7 questions to ask yourself before investing in equipment or real estate.
Encouraging signs in the economy might have you thinking about investing in your business. Is now the time to purchase that large piece of equipment? Have you been considering a real estate expansion?
Planning to finance a major capital investment may seem like a burden to business owners, but with a little research and a quick self-assessment, the process can be simple. Ask yourself these questions as you prepare to meet with your banker:
How Much Can You Afford?
A calculation all lenders use is your Debt Service Coverage Ratio (DSCR). Take your cash that’s available (your net income after taxes, plus interest and depreciation expense) and divide it by your annual debt service—how much you pay in total loan payments in a year. Lenders tend to like that ratio to be 1.15 or higher, depending on collateral and the amortization period.
To increase your DSCR, you may want to ask for a longer amortization on the loan to help ease cash flow. You can always make additional principal payments if cash flow permits. Just be sure to inquire about prepayment penalties.
Can You Make a Larger Down Payment?
If you are able, consider making a larger down payment or put more “cash into the project.” It will result in lower monthly payments, and you’ll pay less interest overall. You also may be in a position to ask for a lower rate or longer amortization from your lender if you put more money down.
How Soon Will You See Your Return on Investment?
How long will it take to recoup your investment? Depending on the type of investment, that period varies.
For equipment, a normal payback period might be three to five years, allowing additional years of usefulness, though technology equipment may be less.
You also need to take labor costs and productivity into account. If expanding on the real estate front, how much additional labor will you need versus how much extra revenue can you produce in a larger space?

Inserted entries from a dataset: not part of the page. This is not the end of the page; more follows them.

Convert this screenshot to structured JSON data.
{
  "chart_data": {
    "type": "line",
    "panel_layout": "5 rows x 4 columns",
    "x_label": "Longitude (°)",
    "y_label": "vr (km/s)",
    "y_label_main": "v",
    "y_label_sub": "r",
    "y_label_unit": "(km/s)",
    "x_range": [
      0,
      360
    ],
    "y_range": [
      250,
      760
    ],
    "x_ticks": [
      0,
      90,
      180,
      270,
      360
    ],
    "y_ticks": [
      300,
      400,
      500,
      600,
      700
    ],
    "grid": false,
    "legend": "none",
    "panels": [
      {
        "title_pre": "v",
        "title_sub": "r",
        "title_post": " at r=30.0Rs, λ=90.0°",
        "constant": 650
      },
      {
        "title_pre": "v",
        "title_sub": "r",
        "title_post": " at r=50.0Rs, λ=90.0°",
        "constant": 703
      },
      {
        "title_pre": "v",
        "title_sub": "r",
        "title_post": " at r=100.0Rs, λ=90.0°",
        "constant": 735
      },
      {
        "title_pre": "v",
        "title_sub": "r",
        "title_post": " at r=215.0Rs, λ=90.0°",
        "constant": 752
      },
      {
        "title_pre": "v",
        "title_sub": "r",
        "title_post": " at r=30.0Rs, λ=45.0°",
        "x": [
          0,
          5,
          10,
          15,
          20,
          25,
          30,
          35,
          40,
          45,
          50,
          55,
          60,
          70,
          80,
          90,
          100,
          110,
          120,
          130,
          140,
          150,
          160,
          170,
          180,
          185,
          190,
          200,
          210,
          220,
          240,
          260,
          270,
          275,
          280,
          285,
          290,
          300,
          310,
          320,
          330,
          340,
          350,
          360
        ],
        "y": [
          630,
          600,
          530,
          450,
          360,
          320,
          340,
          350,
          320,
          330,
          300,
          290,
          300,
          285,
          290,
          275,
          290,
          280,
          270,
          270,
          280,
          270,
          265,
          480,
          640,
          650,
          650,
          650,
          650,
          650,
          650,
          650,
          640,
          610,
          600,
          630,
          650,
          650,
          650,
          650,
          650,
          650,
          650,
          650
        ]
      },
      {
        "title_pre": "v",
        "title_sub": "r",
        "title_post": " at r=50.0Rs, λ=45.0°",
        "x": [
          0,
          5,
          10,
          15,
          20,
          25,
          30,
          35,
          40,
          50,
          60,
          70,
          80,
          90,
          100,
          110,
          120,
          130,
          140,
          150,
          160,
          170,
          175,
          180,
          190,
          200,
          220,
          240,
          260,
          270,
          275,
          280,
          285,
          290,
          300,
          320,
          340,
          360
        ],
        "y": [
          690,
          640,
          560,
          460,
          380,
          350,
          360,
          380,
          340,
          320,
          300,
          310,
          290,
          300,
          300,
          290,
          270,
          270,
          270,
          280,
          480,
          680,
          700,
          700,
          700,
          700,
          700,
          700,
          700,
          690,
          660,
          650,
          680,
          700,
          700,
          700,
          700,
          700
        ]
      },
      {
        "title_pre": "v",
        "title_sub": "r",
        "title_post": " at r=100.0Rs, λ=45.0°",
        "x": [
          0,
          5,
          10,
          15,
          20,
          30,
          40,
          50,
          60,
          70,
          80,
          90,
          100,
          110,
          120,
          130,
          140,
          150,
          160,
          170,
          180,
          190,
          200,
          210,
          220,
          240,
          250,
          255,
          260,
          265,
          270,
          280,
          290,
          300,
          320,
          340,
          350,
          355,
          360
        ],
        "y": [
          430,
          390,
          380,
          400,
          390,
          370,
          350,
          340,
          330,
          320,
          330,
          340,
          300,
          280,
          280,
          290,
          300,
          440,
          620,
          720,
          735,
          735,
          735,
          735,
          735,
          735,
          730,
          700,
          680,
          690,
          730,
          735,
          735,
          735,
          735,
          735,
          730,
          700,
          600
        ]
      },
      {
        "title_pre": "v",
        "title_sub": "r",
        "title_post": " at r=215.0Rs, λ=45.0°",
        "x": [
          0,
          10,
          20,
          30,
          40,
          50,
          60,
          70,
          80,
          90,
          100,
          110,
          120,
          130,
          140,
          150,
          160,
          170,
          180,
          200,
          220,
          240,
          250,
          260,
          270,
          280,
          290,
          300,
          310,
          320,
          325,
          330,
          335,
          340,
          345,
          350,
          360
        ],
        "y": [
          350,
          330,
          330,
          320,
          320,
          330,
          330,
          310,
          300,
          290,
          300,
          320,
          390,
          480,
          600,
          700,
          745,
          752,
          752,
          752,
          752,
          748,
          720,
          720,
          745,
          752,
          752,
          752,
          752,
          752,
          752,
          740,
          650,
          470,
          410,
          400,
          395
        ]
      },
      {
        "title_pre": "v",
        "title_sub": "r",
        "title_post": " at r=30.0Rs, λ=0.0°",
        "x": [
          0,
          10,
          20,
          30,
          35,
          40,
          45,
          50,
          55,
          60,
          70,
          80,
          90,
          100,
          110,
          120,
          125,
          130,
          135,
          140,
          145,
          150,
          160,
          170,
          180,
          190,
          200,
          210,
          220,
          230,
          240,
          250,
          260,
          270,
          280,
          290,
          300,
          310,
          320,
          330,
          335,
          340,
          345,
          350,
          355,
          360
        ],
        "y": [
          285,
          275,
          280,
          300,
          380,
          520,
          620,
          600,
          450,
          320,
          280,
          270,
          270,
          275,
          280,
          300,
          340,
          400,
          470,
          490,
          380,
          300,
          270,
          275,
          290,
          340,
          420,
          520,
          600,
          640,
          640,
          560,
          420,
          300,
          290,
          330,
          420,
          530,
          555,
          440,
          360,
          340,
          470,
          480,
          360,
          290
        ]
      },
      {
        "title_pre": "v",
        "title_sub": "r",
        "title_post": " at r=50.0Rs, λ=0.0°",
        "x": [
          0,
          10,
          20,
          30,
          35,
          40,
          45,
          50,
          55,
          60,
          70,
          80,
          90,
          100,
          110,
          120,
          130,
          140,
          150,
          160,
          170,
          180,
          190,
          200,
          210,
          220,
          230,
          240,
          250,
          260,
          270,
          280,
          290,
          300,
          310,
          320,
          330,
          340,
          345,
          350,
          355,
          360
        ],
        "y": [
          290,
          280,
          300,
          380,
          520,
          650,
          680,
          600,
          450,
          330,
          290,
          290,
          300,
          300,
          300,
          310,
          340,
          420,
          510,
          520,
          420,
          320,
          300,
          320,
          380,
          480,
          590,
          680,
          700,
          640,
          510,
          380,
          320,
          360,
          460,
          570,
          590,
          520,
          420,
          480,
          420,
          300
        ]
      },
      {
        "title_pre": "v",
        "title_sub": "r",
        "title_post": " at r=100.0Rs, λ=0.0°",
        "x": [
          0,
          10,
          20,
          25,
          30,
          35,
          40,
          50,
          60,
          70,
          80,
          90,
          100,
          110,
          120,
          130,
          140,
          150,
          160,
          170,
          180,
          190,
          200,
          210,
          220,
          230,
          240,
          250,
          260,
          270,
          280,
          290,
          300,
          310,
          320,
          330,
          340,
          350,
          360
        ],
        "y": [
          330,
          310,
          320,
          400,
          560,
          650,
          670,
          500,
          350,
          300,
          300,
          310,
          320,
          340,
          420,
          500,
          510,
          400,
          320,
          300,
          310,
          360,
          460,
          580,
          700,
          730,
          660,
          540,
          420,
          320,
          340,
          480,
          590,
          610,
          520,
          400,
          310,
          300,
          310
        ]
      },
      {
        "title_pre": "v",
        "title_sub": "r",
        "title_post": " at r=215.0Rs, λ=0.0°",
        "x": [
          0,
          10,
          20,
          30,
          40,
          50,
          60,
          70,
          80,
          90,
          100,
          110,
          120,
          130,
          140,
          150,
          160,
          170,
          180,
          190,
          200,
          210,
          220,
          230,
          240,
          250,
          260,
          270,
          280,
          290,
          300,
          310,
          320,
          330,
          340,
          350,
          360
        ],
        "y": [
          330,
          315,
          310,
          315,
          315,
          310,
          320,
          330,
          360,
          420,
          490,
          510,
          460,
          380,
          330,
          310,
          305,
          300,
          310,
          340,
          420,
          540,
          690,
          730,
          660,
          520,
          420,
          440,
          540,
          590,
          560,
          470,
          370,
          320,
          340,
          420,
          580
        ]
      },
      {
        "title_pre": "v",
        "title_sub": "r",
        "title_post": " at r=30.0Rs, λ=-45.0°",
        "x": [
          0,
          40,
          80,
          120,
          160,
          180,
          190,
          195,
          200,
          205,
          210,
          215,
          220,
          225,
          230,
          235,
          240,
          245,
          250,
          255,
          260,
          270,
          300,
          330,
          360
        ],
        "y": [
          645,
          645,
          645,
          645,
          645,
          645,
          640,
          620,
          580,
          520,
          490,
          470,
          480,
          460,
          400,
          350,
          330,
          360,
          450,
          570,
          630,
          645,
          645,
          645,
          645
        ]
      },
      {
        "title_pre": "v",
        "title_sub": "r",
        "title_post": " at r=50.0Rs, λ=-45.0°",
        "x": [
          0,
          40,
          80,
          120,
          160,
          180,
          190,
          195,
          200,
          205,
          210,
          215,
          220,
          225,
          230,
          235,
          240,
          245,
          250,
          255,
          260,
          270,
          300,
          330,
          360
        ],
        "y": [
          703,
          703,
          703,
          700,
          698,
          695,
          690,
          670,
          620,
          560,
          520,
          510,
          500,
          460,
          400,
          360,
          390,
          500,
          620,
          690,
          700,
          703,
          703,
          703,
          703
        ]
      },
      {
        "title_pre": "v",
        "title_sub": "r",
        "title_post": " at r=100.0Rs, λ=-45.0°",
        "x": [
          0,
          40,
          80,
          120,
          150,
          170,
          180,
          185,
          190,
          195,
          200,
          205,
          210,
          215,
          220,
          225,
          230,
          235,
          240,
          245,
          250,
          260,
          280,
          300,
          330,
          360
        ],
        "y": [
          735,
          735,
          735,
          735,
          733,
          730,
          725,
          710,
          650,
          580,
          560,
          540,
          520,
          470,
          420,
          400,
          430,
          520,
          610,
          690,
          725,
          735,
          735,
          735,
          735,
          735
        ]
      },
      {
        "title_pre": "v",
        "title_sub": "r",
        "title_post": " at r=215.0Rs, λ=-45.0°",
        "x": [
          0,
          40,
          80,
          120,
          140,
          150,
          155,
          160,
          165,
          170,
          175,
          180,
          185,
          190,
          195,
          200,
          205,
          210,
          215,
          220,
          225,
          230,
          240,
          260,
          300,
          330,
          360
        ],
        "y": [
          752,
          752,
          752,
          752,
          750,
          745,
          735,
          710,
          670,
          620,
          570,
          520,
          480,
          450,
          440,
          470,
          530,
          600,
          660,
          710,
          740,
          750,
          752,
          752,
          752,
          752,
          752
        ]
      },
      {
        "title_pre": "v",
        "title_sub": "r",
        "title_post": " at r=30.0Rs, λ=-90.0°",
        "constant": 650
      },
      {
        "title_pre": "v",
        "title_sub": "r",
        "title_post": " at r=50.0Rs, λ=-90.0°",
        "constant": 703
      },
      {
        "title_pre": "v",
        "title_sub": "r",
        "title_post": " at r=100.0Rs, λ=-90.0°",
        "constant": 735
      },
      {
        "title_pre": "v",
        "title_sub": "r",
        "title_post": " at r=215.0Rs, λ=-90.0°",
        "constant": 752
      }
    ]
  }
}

What’s on the Horizon for Your Industry?
We’ve seen industries like oil and gas slow down over the past year, yet others are booming. Obviously, your capital investment will meet the immediate needs of your company, but will you need an even bigger space in three years? Are there external factors in your industry that will impact your investment? Being well-versed in your industry and focusing on the trends and benchmarks over the next three to five years is vital.
What Is Your Competition Doing?
Are you ahead of the curve with your expansion? What sets you apart from them?
How Are Your Sales?
Trending up, right? Are you managing expenses so that net profits reflect that growth? Is the growth sustainable or due to a lucrative short-term contract? How will this new piece of equipment or larger production space affect income and expenses?
Will the Effects of the Investment Be Immediate?
Cash flow may be impacted as you wait for your investment to increase production. An interest-only period could help ease initial cash flow issues.
Other Options to Consider
Leasing // By leasing, you can obtain newer technology equipment faster, there are tax benefits, and you don’t have to pay for repairs or maintenance. However, you don’t own the equipment. You don’t show the asset on your balance sheet, you don’t have the option to sell the equipment, and sometimes you end up paying more than you would have with a purchase.
SBA Financing // SBA loans—for real estate or equipment—allow you to put less money down and perhaps amortize longer than a conventional loan. Businesses work with a bank, and the SBA provides a guarantee to the bank. Locate an SBA-preferred lender at www.sba.gov.
Equity Financing // This equity could come from friends and family, but also venture capital companies. This type of financing provides capital in exchange for a share of ownership in your company.
Your lender should and will ask a lot of questions. Being prepared to answer those questions will make your capital investment a reality faster.